Overnight, a deadly storm ripped through Tennessee, spawning at least two tornadoes. One of those tornadoes touched down near downtown Nashville, cutting a swath of destruction. The Tennessee Emergency Management Agency confirms that at least nine people were killed.
Around one a.m. on Tuesday morning, a tornado ripped through East Nashville–following a similar path the 1998 storm that long-time Nashville residents still remember. This time, the locals had only a few minutes’ warning before the storm touched down.
A block from my daughter’s place in Nashville pic.twitter.com/B2caFgiWnu
— Rick Wilson (@TheRickWilson) March 3, 2020
Amateur photo and video of the storm show strobe-like lightning strikes and widespread devastation as the EF-3 tornado swept through the city.
The tornado destroyed airplanes and hangers at the John C. Tune Airport and left multiple tractor-trailers overturned along Interstates 24 and 40. Locals were dismayed to find out that the Five Points neighborhood had been partially leveled. Popular businesses such as Basement East and Jack Brown’s were also destroyed.
— Maggie Carlo (@KOCOMaggie) March 3, 2020
The Nashville Fire Department reports that at least 40 buildings have collapsed throughout the city. Thousands of residents are without power, and emergency shelters have been opened.
A second tornado touched down near the city of Cookeville, TN, about an hour after the Nashville tornado struck. Putnam County authorities confirmed that at least three people were killed as the storm leveled homes in Cookeville and Baxter.

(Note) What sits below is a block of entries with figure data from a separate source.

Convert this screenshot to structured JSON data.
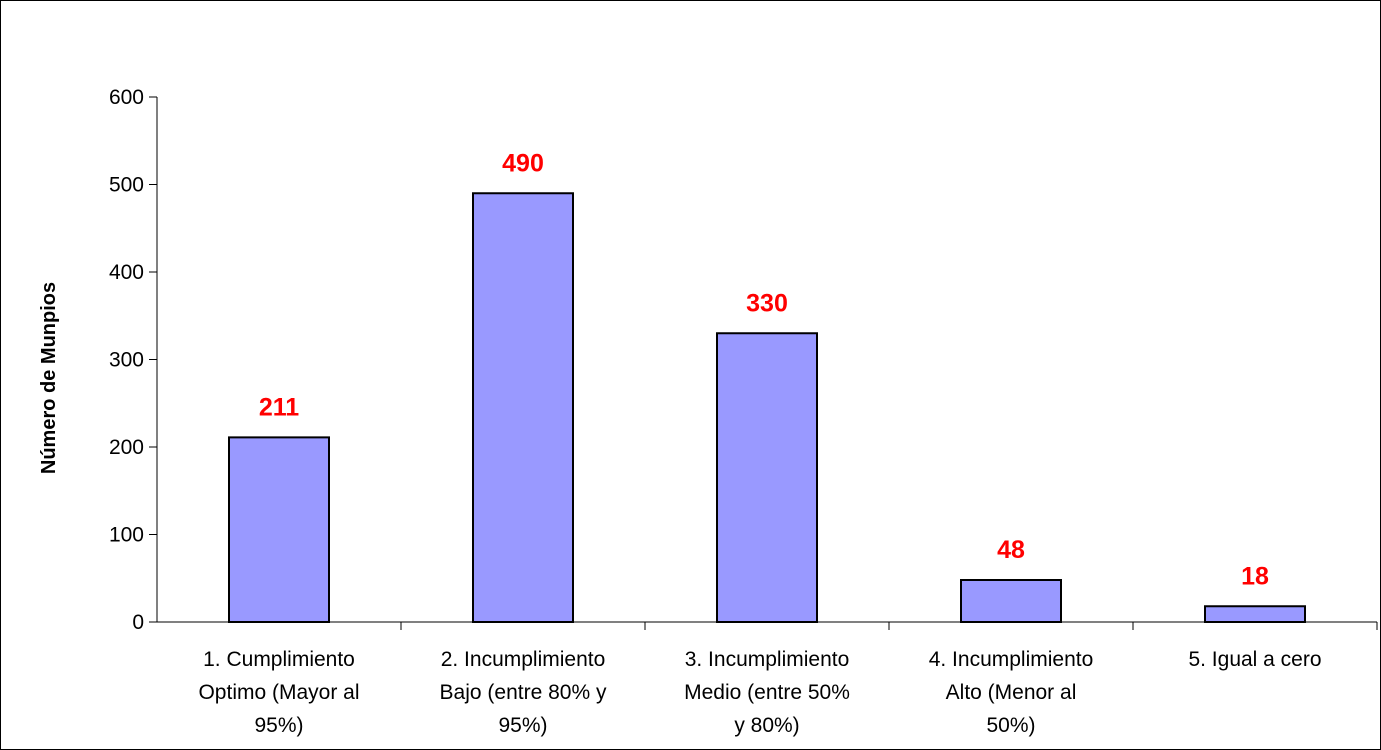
{
  "chart_data": {
    "type": "bar",
    "title": "",
    "xlabel": "",
    "ylabel": "Número de Munpios",
    "categories": [
      [
        "1. Cumplimiento",
        "Optimo (Mayor al",
        "95%)"
      ],
      [
        "2. Incumplimiento",
        "Bajo (entre 80% y",
        "95%)"
      ],
      [
        "3. Incumplimiento",
        "Medio (entre 50%",
        "y 80%)"
      ],
      [
        "4. Incumplimiento",
        "Alto (Menor al",
        "50%)"
      ],
      [
        "5. Igual a cero"
      ]
    ],
    "values": [
      211,
      490,
      330,
      48,
      18
    ],
    "data_labels": [
      "211",
      "490",
      "330",
      "48",
      "18"
    ],
    "ylim": [
      0,
      600
    ],
    "yticks": [
      "0",
      "100",
      "200",
      "300",
      "400",
      "500",
      "600"
    ],
    "grid": false,
    "legend": "none",
    "colors": {
      "bar_fill": "#9999FF",
      "bar_stroke": "#000000",
      "data_label": "#FF0000",
      "axis": "#000000"
    }
  }
}
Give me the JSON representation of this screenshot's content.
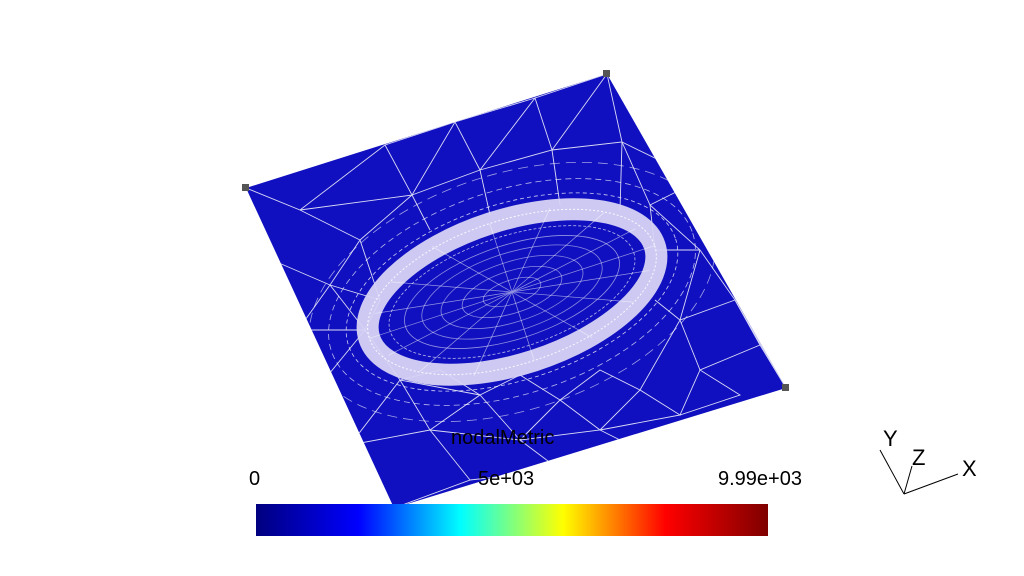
{
  "legend": {
    "title": "nodalMetric",
    "ticks": {
      "min": "0",
      "mid": "5e+03",
      "max": "9.99e+03"
    },
    "colormap": [
      "#00007f",
      "#0000ff",
      "#00ffff",
      "#ffff00",
      "#ff0000",
      "#7f0000"
    ],
    "range": [
      0,
      9990
    ]
  },
  "axes": {
    "x": "X",
    "y": "Y",
    "z": "Z"
  },
  "colors": {
    "mesh_fill": "#1010c0",
    "mesh_edges": "#ffffff",
    "refined_band": "#d8d4f4",
    "corner_markers": "#555555"
  }
}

Putnam County Sheriff Eddie Farris announced, “We have people missing, there are several homes flattened, so right now we are trying to establish a command post.” Farris is sending deputies door to door in a search for anyone who might be injured or trapped. Crews are also attempting to clear roads so that the search can continue safely.
In addition, the city of Mt. Juliet–roughly 20 miles from Nashville–has been hard hit. With ruptured gas lines and downed power lines everywhere, emergency responders are working quickly.
Early Tuesday morning, Nashville Mayor John Cooper took to Twitter, writing:
“Nashville is hurting, and our community has been devastated. My heart goes out to those who have lost loved ones. Be sure to lend a helping hand to a neighbor in need, and let’s come together as a community once more. Together, we will get through this and come out stronger.”
Despite the tragedy, Super Tuesday voting is still set to continue. Confusion has arisen, as some facilities used for voting are also designated emergency shelters.
If you would like to help, the Community Foundation of Middle Tennessee created a relief fund for people who lost their homes in the storm. The foundation will distribute the funds to nonprofits in the region. You can learn more and donate here.
In addition, the American Red Cross of Tennessee is asking for monetary donations–but they urge people not to send goods of any kind. “We know people are generous and want to do everything they can to help after a disaster,” they tweeted. “Our first priority is to provide shelter and support to those affected. We are not accepting donated goods, as it takes time and money to store, sort, clean and distribute donated items.”